В три часа утра пятнадцатого июля все кончено. Камо мертв…
Три долгих летних дня Революция прощается со своим Камо. Со своим Работником и Солдатом. Делегации России, Грузии, Армении, Азербайджана, Дагестана, Чечни, Кабарды, Ингушетии. Всего Кавказа и Причерноморья. Воинских частей. Тысячи и тысячи телеграмм. Митинги. Пленум Тифлисского Совета…
Настает день похорон — восемнадцатое июля.
В час дня прекращают работу все заводы и фабрики Тифлиса. От Надзаладеви, Навтлуга, Сабуртало, от Арсенальной горы бурлящие потоки неудержимо стремятся к Рабочему дворцу, где покоится тело Камо. У гроба венки:
«Незабвенному Камо — от Ленина и Крупской».

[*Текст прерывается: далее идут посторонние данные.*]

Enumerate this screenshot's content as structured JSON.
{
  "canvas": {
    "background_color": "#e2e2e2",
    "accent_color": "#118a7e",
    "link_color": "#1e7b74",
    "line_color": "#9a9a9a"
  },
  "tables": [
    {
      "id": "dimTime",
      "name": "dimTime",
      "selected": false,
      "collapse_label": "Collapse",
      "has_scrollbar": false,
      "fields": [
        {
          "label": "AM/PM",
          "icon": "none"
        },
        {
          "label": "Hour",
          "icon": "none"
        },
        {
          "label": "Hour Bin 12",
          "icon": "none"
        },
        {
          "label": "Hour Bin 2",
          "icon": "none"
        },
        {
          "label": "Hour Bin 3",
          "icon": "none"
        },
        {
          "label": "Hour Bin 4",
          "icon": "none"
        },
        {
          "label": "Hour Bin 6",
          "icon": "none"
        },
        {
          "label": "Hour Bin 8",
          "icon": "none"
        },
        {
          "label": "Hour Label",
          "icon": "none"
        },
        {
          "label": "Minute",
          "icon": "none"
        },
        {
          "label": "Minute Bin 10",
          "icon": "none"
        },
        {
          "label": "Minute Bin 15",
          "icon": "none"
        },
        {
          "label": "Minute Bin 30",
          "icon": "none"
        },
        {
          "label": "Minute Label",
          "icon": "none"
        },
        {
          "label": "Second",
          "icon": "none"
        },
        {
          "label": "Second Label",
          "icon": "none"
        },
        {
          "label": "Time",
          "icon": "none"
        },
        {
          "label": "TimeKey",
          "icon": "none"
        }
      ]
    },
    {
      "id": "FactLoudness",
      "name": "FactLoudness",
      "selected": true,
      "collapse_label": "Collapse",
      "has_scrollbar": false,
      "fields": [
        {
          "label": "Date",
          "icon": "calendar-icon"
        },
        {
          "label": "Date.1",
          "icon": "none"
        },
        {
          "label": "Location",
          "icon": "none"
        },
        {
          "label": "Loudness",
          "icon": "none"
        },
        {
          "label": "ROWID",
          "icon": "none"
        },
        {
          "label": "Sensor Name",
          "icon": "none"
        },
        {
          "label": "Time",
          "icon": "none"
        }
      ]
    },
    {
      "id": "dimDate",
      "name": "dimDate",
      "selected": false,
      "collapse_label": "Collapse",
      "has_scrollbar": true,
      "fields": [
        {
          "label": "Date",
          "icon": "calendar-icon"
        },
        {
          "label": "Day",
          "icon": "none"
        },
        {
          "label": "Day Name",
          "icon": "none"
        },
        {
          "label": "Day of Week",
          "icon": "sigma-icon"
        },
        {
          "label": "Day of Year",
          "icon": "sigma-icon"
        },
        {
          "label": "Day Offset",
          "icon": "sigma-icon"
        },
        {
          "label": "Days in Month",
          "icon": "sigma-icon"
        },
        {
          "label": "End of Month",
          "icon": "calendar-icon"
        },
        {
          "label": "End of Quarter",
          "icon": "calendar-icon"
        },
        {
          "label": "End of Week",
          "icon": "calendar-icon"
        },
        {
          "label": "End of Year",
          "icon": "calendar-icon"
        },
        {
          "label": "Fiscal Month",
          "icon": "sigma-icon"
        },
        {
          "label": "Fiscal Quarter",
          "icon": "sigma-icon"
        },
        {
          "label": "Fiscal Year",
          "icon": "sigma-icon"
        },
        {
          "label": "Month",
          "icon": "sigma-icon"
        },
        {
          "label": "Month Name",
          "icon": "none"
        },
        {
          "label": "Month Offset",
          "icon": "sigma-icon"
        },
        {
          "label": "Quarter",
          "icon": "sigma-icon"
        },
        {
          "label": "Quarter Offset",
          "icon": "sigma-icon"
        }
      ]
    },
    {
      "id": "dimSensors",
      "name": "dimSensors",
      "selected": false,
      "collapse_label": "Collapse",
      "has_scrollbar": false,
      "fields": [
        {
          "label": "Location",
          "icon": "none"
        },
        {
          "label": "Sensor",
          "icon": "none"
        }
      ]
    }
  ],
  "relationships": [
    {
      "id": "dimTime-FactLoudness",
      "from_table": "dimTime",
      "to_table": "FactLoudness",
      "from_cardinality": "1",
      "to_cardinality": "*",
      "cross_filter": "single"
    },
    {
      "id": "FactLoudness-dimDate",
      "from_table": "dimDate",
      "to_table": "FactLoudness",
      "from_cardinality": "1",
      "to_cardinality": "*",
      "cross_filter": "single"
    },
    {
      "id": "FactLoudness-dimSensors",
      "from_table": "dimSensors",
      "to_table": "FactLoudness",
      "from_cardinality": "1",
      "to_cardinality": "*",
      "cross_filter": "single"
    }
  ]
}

«Бессменному часовому пролетарской революции — от ЦК РКП».
Венки… венки…
Все новые оркестры, хоры, знамена, плакаты со словами прощания на многих языках. Вдоль всего Головинского проспекта до самой Эриванской площади почетный воинский караул. На крышах и карнизах домов, на балконах, на деревьях — всюду люди.
Прощальное слово говорит рабочий-железнодорожник Аракел Окуашвили. В час первой демонстрации тифлисских рабочих — 22 апреля 1901 года — тридцатишестилетний Окуашвили был знаменосцем, его главным помощником — девятнадцатилетний Камо. Сообща они подняли над головами мастеровых, ремесленников, учащихся красное полотнище с кличем: «Пролетарии всех стран, соединяйтесь!»
Окуашвили говорит и плачет, плачет и говорит:
— Здравствуй, Камо, здравствуй! Здравствуй, вечно голодный борьбой, но вечно бодрый брат мой, здравствуй… Где твои сподвижники, Камо, где они — Элисо Ломинадзе, Степко Инцкирвели, Вано Каландадзе? Скажи им, Камо, — не твоя вина в том, что ты, герой, умер негеройской смертью. Скажи им, Камо, что…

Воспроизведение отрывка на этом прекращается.